From photos of the enslaved on plantations and African American soldiers and camp workers in the Union Army to Juneteenth celebrations, slave reunions, and portraits of black families and workers in the American South, the images in this book challenge perceptions of slavery. They show not only what the subjects emphasized about themselves but also the ways Americans of all colors and genders opposed slavery and marked its end.

 

Detect, Dismantle, and Disarm: IAEA Verification, 1992–2005 

By Christine Wing and Fiona Simpson

USIP Press Books, 2013

Detect, Dismantle, and Disarm, by Christine Wing and Fiona Simpson, former fellows at NYU’s Center on International Cooperation (CIC), is the first non-technical book on the role of the International Atomic Energy Agency (IAEA) in verifying compliance with nuclear agreements. The work examines the agency’s experience in four cases: the discovery of a nuclear weapons program in Iraq at the end of the first Gulf War; the verification of North Korea’s nuclear holdings; the revelation of South Africa’s decades-old weapons program; and the announcement of Libya’s weapons program.

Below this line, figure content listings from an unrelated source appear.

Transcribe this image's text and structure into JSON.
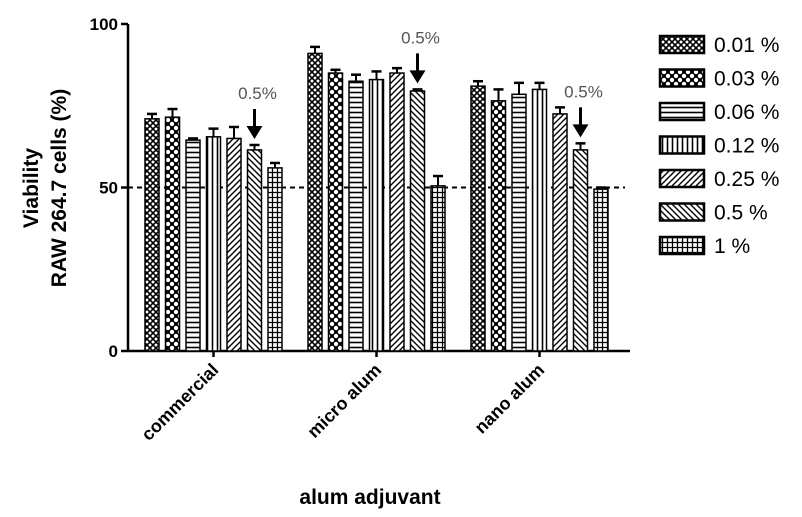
{
  "chart_data": {
    "type": "bar",
    "ylabel": [
      "Viability",
      "RAW 264.7 cells (%)"
    ],
    "xlabel": "alum adjuvant",
    "ylim": [
      0,
      100
    ],
    "yticks": [
      "0",
      "50",
      "100"
    ],
    "categories": [
      "commercial",
      "micro alum",
      "nano alum"
    ],
    "series": [
      {
        "name": "0.01 %",
        "pattern": "crosshatch",
        "values": [
          71,
          91,
          81
        ],
        "errors": [
          1.5,
          2.0,
          1.5
        ]
      },
      {
        "name": "0.03 %",
        "pattern": "checker",
        "values": [
          71.5,
          85,
          76.5
        ],
        "errors": [
          2.5,
          1.0,
          3.5
        ]
      },
      {
        "name": "0.06 %",
        "pattern": "hlines",
        "values": [
          64.5,
          82.5,
          78.5
        ],
        "errors": [
          0.5,
          2.0,
          3.5
        ]
      },
      {
        "name": "0.12 %",
        "pattern": "vlines",
        "values": [
          65.5,
          83,
          80
        ],
        "errors": [
          2.5,
          2.5,
          2.0
        ]
      },
      {
        "name": "0.25 %",
        "pattern": "diag-right",
        "values": [
          65,
          85,
          72.5
        ],
        "errors": [
          3.5,
          1.5,
          2.0
        ]
      },
      {
        "name": "0.5 %",
        "pattern": "diag-left",
        "values": [
          61.5,
          79.5,
          61.5
        ],
        "errors": [
          1.5,
          0.5,
          2.0
        ]
      },
      {
        "name": "1 %",
        "pattern": "grid",
        "values": [
          56,
          50.5,
          49.5
        ],
        "errors": [
          1.5,
          3.0,
          0.5
        ]
      }
    ],
    "reference_line": 50,
    "annotations": [
      {
        "text": "0.5%",
        "category": "commercial",
        "series": "0.5 %"
      },
      {
        "text": "0.5%",
        "category": "micro alum",
        "series": "0.5 %"
      },
      {
        "text": "0.5%",
        "category": "nano alum",
        "series": "0.5 %"
      }
    ],
    "legend_position": "right",
    "grid": false
  }
}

The authors, who wrote the book during their time at CIC, contend that the IAEA’s presence is a key factor in states’ willingness to cooperate with verification because the agency provides credibility and reassurance that involved parties are acting in good faith toward mutually agreeable solutions. Drawing lessons from these case studies, the authors show how the IAEA has effectively functioned across governments and international bodies to achieve goals specific to each situation.